After playing truant for two successive years in 2014 and 2015, the rain gods have smiled upon India this year. Though the monsoon has not been as bountiful as originally predicted, it has been good enough to generate smiles all around. All available reports indicate that the kharif harvest will be a record 135 million tonnes. It seems this is likely to be accompanied by a spectacular 57 per cent jump in the pulses output. This should augur well for consumers as well the government as extremely high prices of pulses had led to enormous disquiet with political fallouts.
According to estimates by economists in the agriculture ministry, the kharif foodgrains output is expected to be at least 9 per cent higher compared to last year. Further, a report by Merrill Lynch and Bank of America suggests that farm incomes in India will grow by more than 12 per cent in 2016-17. A good monsoon has also meant that reservoirs have been recharged raising hopes of an unprecedented rabi output as well. In all, total foodgrains output in 2016-17 is expected to cross 280 million tonnes. The good news does not end here. The horticulture sector comprising fruits and vegetables is expected to see output cross 300 million tonnes this year. Moreover, economists predict a record year for poultry and dairy sectors as well. Every which way you look, Indian agriculture is headed for its best year yet.
The farm sector’s performance is set to positively impact the economy at multiple levels. First up, economists see agriculture lifting the GDP growth rate by 0.5 per cent to 1 per cent this year. In the past two years, agriculture did not contribute much to GDP as a result of weak monsoon and modest farm sector output. That could well change this year, with GDP growth rate crossing 8 per cent, making India the fastest growing major economy in the world.
The other major impact would be on the inflation front. Even diehard supporters of the Narendra Modi government have of late been worrying about the political fallout of rising inflation, particularly of food items. In recent months, food inflation has repeatedly breached double digit levels. Consumers don’t care much about statistics. But they do get worried and angry when they have to stretch their budgets to pay for basic food items such as milk, pulses, and vegetables. In fact, when prices of pulses breached Rs 200 recently, it caused much embarrassment to the Modi regime. But it is now more or less certain that food inflation will ease in the coming months.
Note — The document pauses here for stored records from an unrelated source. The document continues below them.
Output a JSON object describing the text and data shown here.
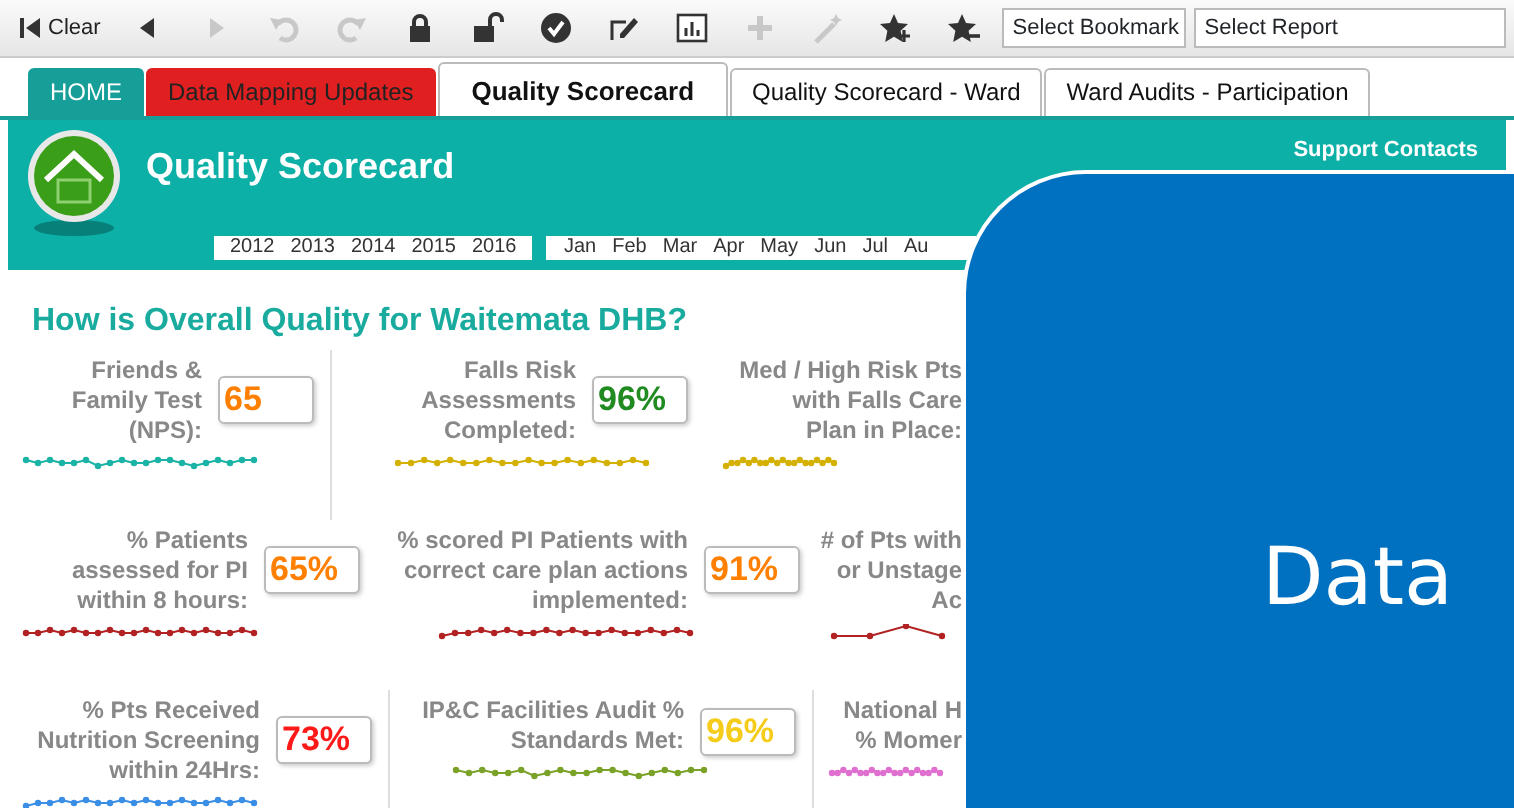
{
  "toolbar": {
    "clear_label": "Clear",
    "tools": [
      {
        "kind": "back",
        "disabled": false
      },
      {
        "kind": "forward",
        "disabled": true
      },
      {
        "kind": "undo",
        "disabled": true
      },
      {
        "kind": "redo",
        "disabled": true
      },
      {
        "kind": "lock",
        "disabled": false
      },
      {
        "kind": "unlock",
        "disabled": false
      },
      {
        "kind": "check",
        "disabled": false
      },
      {
        "kind": "edit",
        "disabled": false
      },
      {
        "kind": "chart",
        "disabled": false
      },
      {
        "kind": "plus",
        "disabled": true
      },
      {
        "kind": "wand",
        "disabled": true
      },
      {
        "kind": "star-add",
        "disabled": false
      },
      {
        "kind": "star-remove",
        "disabled": false
      }
    ],
    "bookmark_select": "Select Bookmark",
    "report_select": "Select Report"
  },
  "tabs": [
    {
      "label": "HOME",
      "selected": false,
      "color": "#169e98"
    },
    {
      "label": "Data Mapping Updates",
      "selected": false,
      "color": "#e02020"
    },
    {
      "label": "Quality Scorecard",
      "selected": true
    },
    {
      "label": "Quality Scorecard - Ward",
      "selected": false
    },
    {
      "label": "Ward Audits - Participation",
      "selected": false
    }
  ],
  "header": {
    "title": "Quality Scorecard",
    "support_link": "Support Contacts",
    "years": [
      "2012",
      "2013",
      "2014",
      "2015",
      "2016"
    ],
    "months": [
      "Jan",
      "Feb",
      "Mar",
      "Apr",
      "May",
      "Jun",
      "Jul",
      "Au"
    ]
  },
  "heading": "How is Overall Quality for Waitemata DHB?",
  "kpi_rows": [
    [
      {
        "label": [
          "Friends &",
          "Family Test",
          "(NPS):"
        ],
        "value": {
          "text": "65",
          "color": "#ff7f00"
        },
        "sparkline": {
          "color": "#1ab3a6"
        }
      },
      {
        "label": [
          "Falls Risk",
          "Assessments",
          "Completed:"
        ],
        "value": {
          "text": "96%",
          "color": "#218a21"
        },
        "sparkline": {
          "color": "#d4b000"
        }
      },
      {
        "label": [
          "Med / High Risk Pts",
          "with Falls Care",
          "Plan in Place:"
        ],
        "sparkline": {
          "color": "#d4b000"
        }
      }
    ],
    [
      {
        "label": [
          "% Patients",
          "assessed for PI",
          "within 8 hours:"
        ],
        "value": {
          "text": "65%",
          "color": "#ff7f00"
        },
        "sparkline": {
          "color": "#b22222"
        }
      },
      {
        "label": [
          "% scored PI Patients with",
          "correct care plan actions",
          "implemented:"
        ],
        "value": {
          "text": "91%",
          "color": "#ff7f00"
        },
        "sparkline": {
          "color": "#b22222"
        }
      },
      {
        "label": [
          "# of Pts with",
          "or Unstage",
          "Ac"
        ],
        "sparkline": {
          "color": "#b22222"
        }
      }
    ],
    [
      {
        "label": [
          "% Pts Received",
          "Nutrition Screening",
          "within 24Hrs:"
        ],
        "value": {
          "text": "73%",
          "color": "#ff1a1a"
        },
        "sparkline": {
          "color": "#3a8ee6"
        }
      },
      {
        "label": [
          "IP&C Facilities Audit %",
          "Standards Met:"
        ],
        "value": {
          "text": "96%",
          "color": "#f5cc1a"
        },
        "sparkline": {
          "color": "#7aa228"
        }
      },
      {
        "label": [
          "National H",
          "% Momer"
        ],
        "sparkline": {
          "color": "#e070d0"
        }
      }
    ]
  ],
  "overlay": {
    "text": "Data"
  }
}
If the inflation rate decelerates as per expectations, Reserve Bank of India’s new governor Urijit Patel might be tempted to ease interest rates beyond the 25 bps cut in the repo rate on 4 October. This will augur well for smaller Indian companies and entrepreneurs who do not have access to relatively cheaper global capital. The SME sector is the one that will drive the badly needed employment generation. Even large companies ranging from HUL to Hero Motors are now confident of big numbers growth from rural markets that have remained flat or depressed for years now. This can already be seen in the high growth rates registered in tractor and motorcycle sales. Consumer durable and FMCG companies too are expecting a bumper year ahead in terms of sales and revenue.
Amidst all this good news on the farm front comes disquieting news from traditionally farming and peasant communities. The state government in Maharashtra seems to have been caught completely unaware and blindsided by the massive protests by the dominant Maratha community in the state. The Maratha community has dominated both politics and the lucrative cooperatives ever since Maharashtra became a separate state in 1960. They are not the only peasant community in India to be up in arms. In neighbouring state Gujarat that also became a separate state in 1960, the Patel or Patidar community has been giving sleepless nights to both the state government and the BJP since 2015. In faraway north, the powerful Jat community in Haryana organised massive protests that led to widespread violence. Less talked about has been similar protests by traditional peasant communities in Andhra Pradesh. All of them want reservations in government jobs and educational institutions. Scholars like Chandra Bhan Prasad say that these hitherto powerful communities are alarmed because they are losing political and economic monopoly that they have enjoyed for centuries.
The real trouble lies in agriculture, though. The sector now contributes just about 15 per cent to GDP but close to 50 per cent of India depends on it for a livelihood. The hitherto dominant castes want to move out of farming and are better educated than their forefathers. But manufacturing sector employment has simply not kept pace. This is one dilemma and looming crisis that will be the biggest challenge for the Modi government.